In-situ construction of BiOBr/Bi2WO6 S-scheme heterojunction nanoflowers for highly efficient CO2 photoreduction: Regulation of morphology and surface oxygen vacancy

The improvements of charge transfer efficiency and CO2 capture ability are of particular importance to the photocatalytic CO2 reduction activity of semiconductor photocatalysts. Herein, a BiOBr/Bi2WO6 S-scheme heterojunction with intimate interfacial contact is in-situ synthesized by a facile one-step hydrothermal method.

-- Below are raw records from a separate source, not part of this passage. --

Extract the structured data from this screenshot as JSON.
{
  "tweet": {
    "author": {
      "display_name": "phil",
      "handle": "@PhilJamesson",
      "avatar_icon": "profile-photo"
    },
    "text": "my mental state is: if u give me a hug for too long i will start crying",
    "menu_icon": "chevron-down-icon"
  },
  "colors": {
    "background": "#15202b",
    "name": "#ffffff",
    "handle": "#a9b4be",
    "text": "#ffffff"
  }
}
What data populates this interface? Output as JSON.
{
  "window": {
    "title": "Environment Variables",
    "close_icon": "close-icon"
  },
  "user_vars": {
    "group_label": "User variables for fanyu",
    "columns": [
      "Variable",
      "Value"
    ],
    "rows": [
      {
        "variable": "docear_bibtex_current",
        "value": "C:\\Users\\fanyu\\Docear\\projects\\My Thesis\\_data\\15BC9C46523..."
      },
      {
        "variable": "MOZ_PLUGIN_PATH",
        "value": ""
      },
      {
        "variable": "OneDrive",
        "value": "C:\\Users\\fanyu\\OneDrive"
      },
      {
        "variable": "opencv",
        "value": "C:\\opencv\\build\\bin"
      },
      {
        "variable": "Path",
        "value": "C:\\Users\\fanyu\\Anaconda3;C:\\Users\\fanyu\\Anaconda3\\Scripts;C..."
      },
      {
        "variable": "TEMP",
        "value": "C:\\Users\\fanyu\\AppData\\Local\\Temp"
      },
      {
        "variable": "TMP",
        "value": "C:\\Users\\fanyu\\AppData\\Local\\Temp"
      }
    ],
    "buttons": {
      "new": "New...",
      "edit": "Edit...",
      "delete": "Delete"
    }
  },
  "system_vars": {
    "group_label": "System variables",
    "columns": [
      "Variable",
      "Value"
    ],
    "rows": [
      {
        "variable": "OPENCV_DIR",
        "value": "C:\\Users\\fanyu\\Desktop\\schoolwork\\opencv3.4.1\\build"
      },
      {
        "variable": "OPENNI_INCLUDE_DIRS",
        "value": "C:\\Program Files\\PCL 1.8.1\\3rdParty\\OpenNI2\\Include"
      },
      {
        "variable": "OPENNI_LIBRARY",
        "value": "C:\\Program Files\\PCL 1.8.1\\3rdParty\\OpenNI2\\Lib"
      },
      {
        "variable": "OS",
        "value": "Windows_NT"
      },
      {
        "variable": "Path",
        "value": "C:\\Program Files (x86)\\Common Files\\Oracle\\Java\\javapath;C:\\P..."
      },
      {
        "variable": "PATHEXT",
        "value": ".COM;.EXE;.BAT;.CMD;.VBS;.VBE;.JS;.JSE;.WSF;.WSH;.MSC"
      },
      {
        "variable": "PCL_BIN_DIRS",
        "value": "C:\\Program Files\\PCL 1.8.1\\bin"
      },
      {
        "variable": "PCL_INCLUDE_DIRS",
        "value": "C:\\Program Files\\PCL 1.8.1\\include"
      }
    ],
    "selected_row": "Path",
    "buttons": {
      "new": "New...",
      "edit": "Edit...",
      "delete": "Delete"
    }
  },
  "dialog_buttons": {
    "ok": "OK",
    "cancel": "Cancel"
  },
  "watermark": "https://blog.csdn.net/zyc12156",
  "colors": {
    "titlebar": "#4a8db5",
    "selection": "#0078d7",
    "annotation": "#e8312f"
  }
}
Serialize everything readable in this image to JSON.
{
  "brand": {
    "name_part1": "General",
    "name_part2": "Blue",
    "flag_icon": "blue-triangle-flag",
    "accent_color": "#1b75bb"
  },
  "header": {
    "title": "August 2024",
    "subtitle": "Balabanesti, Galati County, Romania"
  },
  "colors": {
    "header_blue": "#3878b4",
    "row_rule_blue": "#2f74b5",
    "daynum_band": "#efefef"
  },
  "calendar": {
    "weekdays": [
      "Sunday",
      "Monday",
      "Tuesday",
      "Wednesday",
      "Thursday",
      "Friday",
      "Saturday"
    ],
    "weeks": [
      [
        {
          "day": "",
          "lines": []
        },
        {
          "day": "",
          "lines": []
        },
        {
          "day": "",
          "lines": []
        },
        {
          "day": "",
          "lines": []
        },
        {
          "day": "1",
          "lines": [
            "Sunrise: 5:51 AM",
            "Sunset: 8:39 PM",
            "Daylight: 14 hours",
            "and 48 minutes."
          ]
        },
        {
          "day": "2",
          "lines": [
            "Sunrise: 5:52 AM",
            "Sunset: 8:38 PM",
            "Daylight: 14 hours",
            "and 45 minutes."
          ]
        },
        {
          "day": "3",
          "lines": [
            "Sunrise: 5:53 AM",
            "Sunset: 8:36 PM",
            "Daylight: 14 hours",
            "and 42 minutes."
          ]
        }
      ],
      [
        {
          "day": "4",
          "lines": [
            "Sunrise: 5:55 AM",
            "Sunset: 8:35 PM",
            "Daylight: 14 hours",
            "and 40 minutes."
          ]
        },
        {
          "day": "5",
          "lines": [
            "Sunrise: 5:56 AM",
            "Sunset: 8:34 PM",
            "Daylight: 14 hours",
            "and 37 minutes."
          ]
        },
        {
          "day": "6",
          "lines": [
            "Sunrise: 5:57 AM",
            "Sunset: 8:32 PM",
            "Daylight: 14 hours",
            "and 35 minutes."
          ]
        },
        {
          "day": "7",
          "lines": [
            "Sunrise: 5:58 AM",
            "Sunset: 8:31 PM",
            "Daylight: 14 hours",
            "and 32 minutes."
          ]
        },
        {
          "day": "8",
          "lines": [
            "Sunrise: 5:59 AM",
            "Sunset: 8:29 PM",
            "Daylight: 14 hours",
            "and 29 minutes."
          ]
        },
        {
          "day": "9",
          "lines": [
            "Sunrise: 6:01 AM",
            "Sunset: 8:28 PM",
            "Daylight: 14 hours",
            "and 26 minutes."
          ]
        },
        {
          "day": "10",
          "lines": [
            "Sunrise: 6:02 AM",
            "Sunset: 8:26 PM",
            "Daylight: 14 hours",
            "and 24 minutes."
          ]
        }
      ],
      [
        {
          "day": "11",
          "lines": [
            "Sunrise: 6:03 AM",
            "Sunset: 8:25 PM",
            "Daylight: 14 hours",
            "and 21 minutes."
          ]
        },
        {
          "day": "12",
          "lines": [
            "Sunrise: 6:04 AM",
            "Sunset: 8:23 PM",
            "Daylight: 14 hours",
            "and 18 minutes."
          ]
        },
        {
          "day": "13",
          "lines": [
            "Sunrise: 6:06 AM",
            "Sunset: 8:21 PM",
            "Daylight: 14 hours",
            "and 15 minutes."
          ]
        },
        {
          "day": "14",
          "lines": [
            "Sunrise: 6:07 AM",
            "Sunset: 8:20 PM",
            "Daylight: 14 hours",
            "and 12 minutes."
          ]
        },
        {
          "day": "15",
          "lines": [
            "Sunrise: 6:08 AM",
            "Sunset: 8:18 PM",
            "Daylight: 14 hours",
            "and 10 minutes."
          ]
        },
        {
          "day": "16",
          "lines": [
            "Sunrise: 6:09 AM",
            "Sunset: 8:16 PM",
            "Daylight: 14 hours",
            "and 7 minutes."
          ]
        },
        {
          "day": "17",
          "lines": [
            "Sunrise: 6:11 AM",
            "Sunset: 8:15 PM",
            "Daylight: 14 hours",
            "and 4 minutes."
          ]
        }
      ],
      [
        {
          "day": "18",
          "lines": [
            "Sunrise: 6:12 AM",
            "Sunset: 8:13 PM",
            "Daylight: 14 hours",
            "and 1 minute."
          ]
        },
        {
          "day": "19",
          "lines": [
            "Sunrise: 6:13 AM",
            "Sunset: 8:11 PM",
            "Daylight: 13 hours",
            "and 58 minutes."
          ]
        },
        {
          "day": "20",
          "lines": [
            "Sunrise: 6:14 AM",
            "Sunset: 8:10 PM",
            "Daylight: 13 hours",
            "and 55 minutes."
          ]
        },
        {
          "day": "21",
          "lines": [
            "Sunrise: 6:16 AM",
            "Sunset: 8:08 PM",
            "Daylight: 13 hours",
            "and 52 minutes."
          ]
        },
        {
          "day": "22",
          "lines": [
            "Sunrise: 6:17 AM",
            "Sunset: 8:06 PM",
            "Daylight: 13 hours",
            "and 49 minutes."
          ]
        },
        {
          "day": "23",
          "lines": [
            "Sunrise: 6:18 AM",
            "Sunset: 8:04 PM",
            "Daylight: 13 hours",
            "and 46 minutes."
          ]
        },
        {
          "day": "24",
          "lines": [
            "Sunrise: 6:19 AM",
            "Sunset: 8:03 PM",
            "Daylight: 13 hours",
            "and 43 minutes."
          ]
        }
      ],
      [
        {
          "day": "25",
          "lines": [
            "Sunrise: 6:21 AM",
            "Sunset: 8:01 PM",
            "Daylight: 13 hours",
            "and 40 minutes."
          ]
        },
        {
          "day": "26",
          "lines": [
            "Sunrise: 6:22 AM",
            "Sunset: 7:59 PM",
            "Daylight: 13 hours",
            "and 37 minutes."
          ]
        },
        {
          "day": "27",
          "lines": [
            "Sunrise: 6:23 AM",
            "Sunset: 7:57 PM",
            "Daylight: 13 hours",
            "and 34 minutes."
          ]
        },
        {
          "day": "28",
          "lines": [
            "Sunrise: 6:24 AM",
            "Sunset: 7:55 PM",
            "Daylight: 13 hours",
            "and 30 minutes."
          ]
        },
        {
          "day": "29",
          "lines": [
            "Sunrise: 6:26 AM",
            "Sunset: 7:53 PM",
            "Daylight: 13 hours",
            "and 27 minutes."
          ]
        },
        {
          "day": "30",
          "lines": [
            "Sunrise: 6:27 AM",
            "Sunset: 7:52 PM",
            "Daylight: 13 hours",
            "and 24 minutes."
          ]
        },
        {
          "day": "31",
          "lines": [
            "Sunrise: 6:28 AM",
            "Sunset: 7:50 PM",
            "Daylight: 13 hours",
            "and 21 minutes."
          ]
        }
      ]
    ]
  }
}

The nanoflower morphology of the heterojunction is elaborately regulated based on the "allometric growth" mechanism, while the concentration of surface oxygen vacancies (SOVs) is readily tuned by low-temperature calcination duration. Due to the unique nanoflower morphology and rich SOVs, the CO2 capture ability is significantly enhanced, confirmed by the CO2 adsorption isotherms and density functional theory (DFT) calculations. The construction of S-scheme heterojunction and the introduction of SOVs also lead to the remarkably improved efficiency of charge separation and transfer. The BiOBr/Bi2WO6 heterojunction exhibits excellent photocatalytic CO2 reduction activity with a CO production rate of 55.17 mu mol.g(-1).h(-1) without using any sacrificial agent and cocatalyst, surpassing most reported photocatalysts. In addition, the formation of key intermediate *COOH during CO2 photoreduction on the photocatalyst surface is determined by in-situ FT-IR spectra. This work not only provides a new strategy for the construction of highly efficient S-scheme heterojunctions, but also sheds light on the optimization of photocatalytic performance through defect and morphology engineering.